1. be aware of your backpack's spacial physics
2. don't stand in the doorways and think that hugging the railing somehow makes you no longer in the way.. maybe try getting the fuck off, holding the door, and getting back on when everyone is off
3. #2 w/backpack
4. getting off at the front of the bus is pretty fucking selfish unless you are above 70, handicapped, have a stroller (excluding those huge *SUV strollers), or no one is getting on. let's all wait an extra 15 seconds so some lazy piece of shit can hold up the natural flow of bussery. *(SUV strollers should be banished to the desert)
5. don't captain your seat and put your bag on the inside seat unless the bus is less than three quarters full. if you are making people stand so you can not brush jackets with them i want to strangle you with a next stop pulley cord.
6. don't end your innerbus commute in the courtesy seats. you keep moving to the back until you find a seat or hit a wall of people*. maybe these people enjoy having various groins and asses squeeze past them? maybe they can't feel the penetrating glares of the sardines in front of them? maybe they don't understand that "please move to the back of the bus" sound that keeps going off for some reason? (* exception to this rule: the standing room beside the two seats on b-lines on the middle connector)
7. obesity is not a qualifier for courtesy seats, and does not exempt you from getting off at the back doors.
8. barricading the sidewalk while you're waiting for the bus isn't necessary
9. if you see a long line of people waiting for a bus and you're approaching from the side closest to the beginning of the line, you walk all the way to the back. yes, even if you can see the bus coming. we're watching you.
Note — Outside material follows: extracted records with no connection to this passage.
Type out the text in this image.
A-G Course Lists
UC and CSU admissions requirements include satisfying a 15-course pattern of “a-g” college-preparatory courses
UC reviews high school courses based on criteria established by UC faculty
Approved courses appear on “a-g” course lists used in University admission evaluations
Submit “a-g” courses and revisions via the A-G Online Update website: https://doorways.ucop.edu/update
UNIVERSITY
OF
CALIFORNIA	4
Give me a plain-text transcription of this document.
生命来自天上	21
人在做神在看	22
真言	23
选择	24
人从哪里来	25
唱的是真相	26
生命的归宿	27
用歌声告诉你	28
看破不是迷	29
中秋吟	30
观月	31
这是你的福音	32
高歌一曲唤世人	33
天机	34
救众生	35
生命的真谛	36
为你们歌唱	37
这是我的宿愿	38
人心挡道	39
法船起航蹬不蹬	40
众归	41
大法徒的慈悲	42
10. if you're going to be a goon and stand in the doorway of the skytrain, you are designated footjammer for the people you see sprinting to the train. within reason. i don't have all day.
Comments
11. girls when I smile at you don't look away in disgust. when I say hi you will say hi back. bitches.
12. When the bus driver says move to the back, move your ass to the back
14. you don't have to turn up the music on your ipod to max to hear it. or learn how to put on the earbuds properly then you don't need to turn it up to max. it's amazing how many people who have them cranked up loud and their earbuds are not even on right
15. phone calls to a minimum or keep them short. if you must speak on the phone at least try to keep your voice down. instead of shouting try speaker a bit closer to the mic
i dunt know about that...
you're just bitter that girls don't smile at you.....you're prolly one of those creepy guys try to pick up girls on the bus!~ :omg:
Thanks.
wouldn't this be in conflict with rule #4? :angel:
or cigarette smell, makes me smell bad as well after a bus ride.
This applies to anything really, but whether I'm reading/writing a text message, looking at the newspaper, or going through my textbook, please, PLEASE do not peak over my shoulder in an attempt to see what I'm doing. Yes, I know that you're doing it, and frankly, I find it rather creepy.
hahahaha....dats funnny....maybe cz the bus ride is boring...wud you rather have them stare at ur face ...or look at ur newspaper?
19. Poles on the bus are for people to hold onto with their hands. They are not for leaning on, especially if someone is already holding onto it. Do like the rest of us and learn to support your own bodyweight.
20. No, I don't want your wet umbrella touching my leg when you sit next to me. Deal with it.
and the rule about smiling at others doesn't just go for guys to girls, if I smile at you, maybe it's someone that rides the same bus all the time, smile back!